After his stint with McLaren, he founded an upmarket street-food firm, and now this – and after five months, it's a huge hit. If you want to go on a Saturday, you'll need to book a month in advance. Weekday lunchtimes, they can still just about do.

From a see-everything kitchen (no skimping on staff there) come modishly tapas-esque dishes (mercifully not too modishly small). It arrives when it's ready, again according to current custom, which means before too long we are assailed by an excess of deliciousness.

Seemingly in a restaurant review, one is not supposed to use the word delicious, but this is a tall order here. The blow-torched miso salmon tataki, sesame, ginger and pickles is exquisite, even if the miso is barely perceptible. The clever bit: grains of freeze-dried wasabi – mild and nutty, that titivate the salmon. Next up, a marvellously executed chickpea and prawns in spicy tomato sauce with feta. Both prawns (impeccably local) and chickpeas are juicy, well cooked and flavoursome, and the feta does a deft job of taking the edge off the tangy tomato sauce. (The other word we're at risk of overusing about the food is "balance".)

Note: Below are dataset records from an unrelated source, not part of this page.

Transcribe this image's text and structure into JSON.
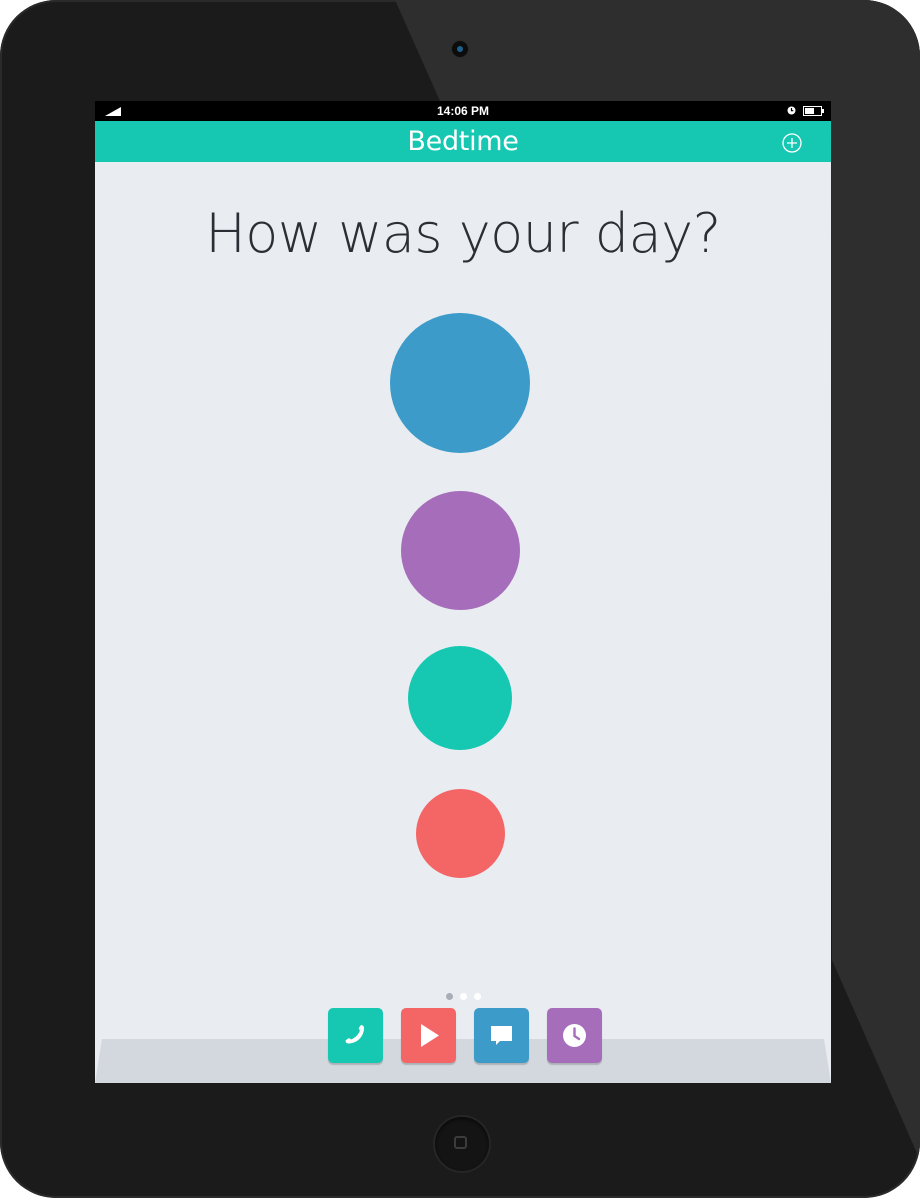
{
  "status_bar": {
    "time": "14:06 PM",
    "icons": [
      "signal-icon",
      "alarm-icon",
      "battery-icon"
    ]
  },
  "nav": {
    "title": "Bedtime",
    "add_icon": "plus-circle-icon"
  },
  "main": {
    "question": "How was your day?",
    "mood_options": [
      {
        "name": "mood-blue",
        "color": "#3d9bc9"
      },
      {
        "name": "mood-purple",
        "color": "#a66dba"
      },
      {
        "name": "mood-teal",
        "color": "#16c8b1"
      },
      {
        "name": "mood-coral",
        "color": "#f36665"
      }
    ]
  },
  "pager": {
    "count": 3,
    "active_index": 0
  },
  "dock": {
    "apps": [
      {
        "icon": "phone-icon",
        "color": "#16c8b1"
      },
      {
        "icon": "play-icon",
        "color": "#f36665"
      },
      {
        "icon": "chat-bubble-icon",
        "color": "#3d9bc9"
      },
      {
        "icon": "clock-icon",
        "color": "#a66dba"
      }
    ]
  },
  "colors": {
    "accent": "#16c8b1",
    "background": "#e9ecf1",
    "text": "#2b2e34",
    "device_frame": "#1b1b1b"
  }
}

More stunningly fresh still, though, is Uist crab and avocado, comfort food of plutocrats, with pomelo, a white citrus less tart than grapefruit. This is probably my favourite dish, a respectful acknowledgement that ingredients this good don't need tarting up. This and a glass of something fizzy would see off any hangover, I suspect.

Still the wonders come. We manage, between us and with difficulty, to find (small) fault with the roast rump of lamb with bulgar wheat, spiced aubergine and tahini yogurt, sprinkled with sumac. "It could have been a bit pinker," says my friend, but I'm not quibbling: it still dissolves on the tongue, as does the baked beetroot, (ultra-creamy) goat's curd and toasted seeds.

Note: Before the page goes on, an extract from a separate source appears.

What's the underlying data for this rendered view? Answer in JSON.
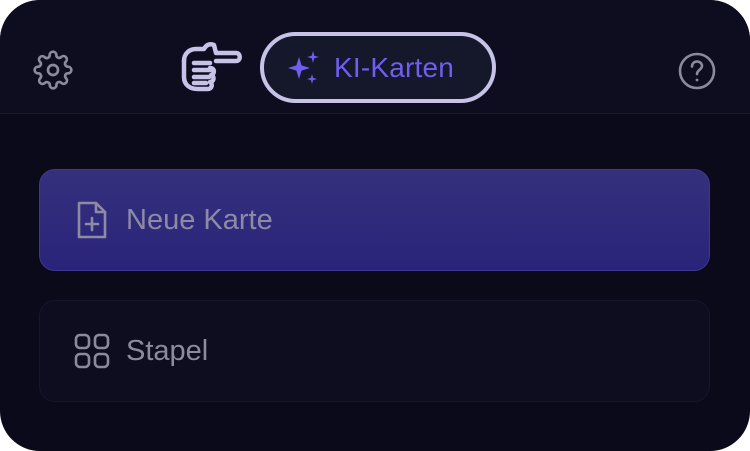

A side order of broccoli, anchovies, almonds and poached egg is also near-perfect, the anchovies being potent but not overpowering.

Being modest types, we drink a mere glass of Bordon Blanco Rioja and a bottle of Brewdog Punk IPA, all the way from Fraserburgh. Had we longer… oh dear.

My tarte tatin is astonishingly good, even to someone who finds it unturndownable. The peanut parfait with cherry sorbet is described by my refined friend as "sharp and very well balanced" (there's that word again), but she seems to be being a bit measured, a little too polite, which is not the point of a review at all.

I ask if there is anything else our readers should be told. And out it comes. "Well, if I'm going to be Gregg Wallace about it, I could eat a vat of this." Nuff said.

9/10

Ox & Finch, 920 Sauchiehall Street, Glasgow, Tel: 0141 339 8627. £60 for two

Four more foodie notes from the past week

Seafood chowder

On a bracing Saturday in Hay-on-Wye, Jonathan Williams of the Pembrokeshire Beach Food Company was offering a sample. Awesome.

Hay's Smallfarms

The beef from this organic butcher – fabulously tender, from happy cattle raised on species-rich grassland. Everyone's a winner.

Doctor Espresso

The coffee at this cafeteria opposite Putney Bridge Tube, accompanied by its carefully chosen blues music, makes any day faceable.

Squash

I thought I could take or leave squash, but my friend Kiloran Buckler's version, with Gorgonzola, beef, beans and herb dumplings, is magnificent.